A light whiter and more brilliant than any Tuco had ever seen blazed away from the crucifix, turning the rooftop brighter than noonday. Something was deeply, fundamentally wrong in that light: it was not warm, but hard and cold-edged, the color of hypothermia, the shape of a migraine. It hammered into him; he closed his eyes but could see it just as brightly, and it seemed to pierce him with a million blunt needles. He felt it in his brain, in his stomach, in his heart, in every muscle. He slumped where he stood, his body suddenly feeling too weak to hold upright.

"Good." Tuco could hear the smirk in Brother Gabriel's voice. "You there. Apprentice... Hhalbor, is it not?"

"Yes, sir," came Hhalbor's timid voice.

"This creature. You helped him hide from us."

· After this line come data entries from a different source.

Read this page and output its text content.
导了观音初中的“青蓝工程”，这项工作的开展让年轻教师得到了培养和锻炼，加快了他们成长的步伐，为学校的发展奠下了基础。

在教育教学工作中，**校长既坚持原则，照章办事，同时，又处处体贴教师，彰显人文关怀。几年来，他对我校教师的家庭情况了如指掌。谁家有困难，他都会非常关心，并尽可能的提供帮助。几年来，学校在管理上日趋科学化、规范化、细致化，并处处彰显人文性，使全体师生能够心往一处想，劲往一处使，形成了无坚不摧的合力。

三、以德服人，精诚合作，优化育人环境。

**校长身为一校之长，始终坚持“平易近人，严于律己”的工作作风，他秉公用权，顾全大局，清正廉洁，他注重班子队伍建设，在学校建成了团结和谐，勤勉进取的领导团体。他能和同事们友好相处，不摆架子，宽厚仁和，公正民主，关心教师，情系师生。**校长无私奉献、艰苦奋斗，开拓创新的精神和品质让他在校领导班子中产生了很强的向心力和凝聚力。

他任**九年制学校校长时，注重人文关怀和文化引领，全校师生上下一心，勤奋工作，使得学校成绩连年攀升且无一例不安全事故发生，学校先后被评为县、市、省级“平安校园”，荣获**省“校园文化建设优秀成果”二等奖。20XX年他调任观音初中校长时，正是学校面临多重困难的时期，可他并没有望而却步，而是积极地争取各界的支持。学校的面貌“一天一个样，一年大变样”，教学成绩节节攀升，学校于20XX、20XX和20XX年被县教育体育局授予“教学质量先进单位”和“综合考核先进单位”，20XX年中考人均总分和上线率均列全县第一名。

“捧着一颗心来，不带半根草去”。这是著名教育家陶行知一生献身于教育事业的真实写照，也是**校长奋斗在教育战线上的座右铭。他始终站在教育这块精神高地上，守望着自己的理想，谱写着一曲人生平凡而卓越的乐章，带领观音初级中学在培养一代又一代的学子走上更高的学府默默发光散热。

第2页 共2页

"N-no, your worship. I--I fled. He pursued me."

"For quite some time, it would seem. You must be exhausted from running around and around the rooftop."

"He tried to seduce me, your worship."

A silence in the brilliant light. "And did he succeed?"

"I serve the Almighty, not the Abyss."

The footsteps of Brother Gabriel came closer. Tuco squinted in the light, but still could see nothing. He was helpless, blinded. "You repudiate the darkness, then?" Brother Gabriel's voice was hard as polished marble. "Show me."

Through the intolerable light, Tuco could just make out the shape of Hhalbor stepping toward him, an antlered blur with sad, frightened eyes. The apprentice put his hands on Tuco's stomach. He pushed hard.

And behind Tuco, there was nothing but rain and empty air. He fell, his stomach twisting, the terrible light a blazing star above him.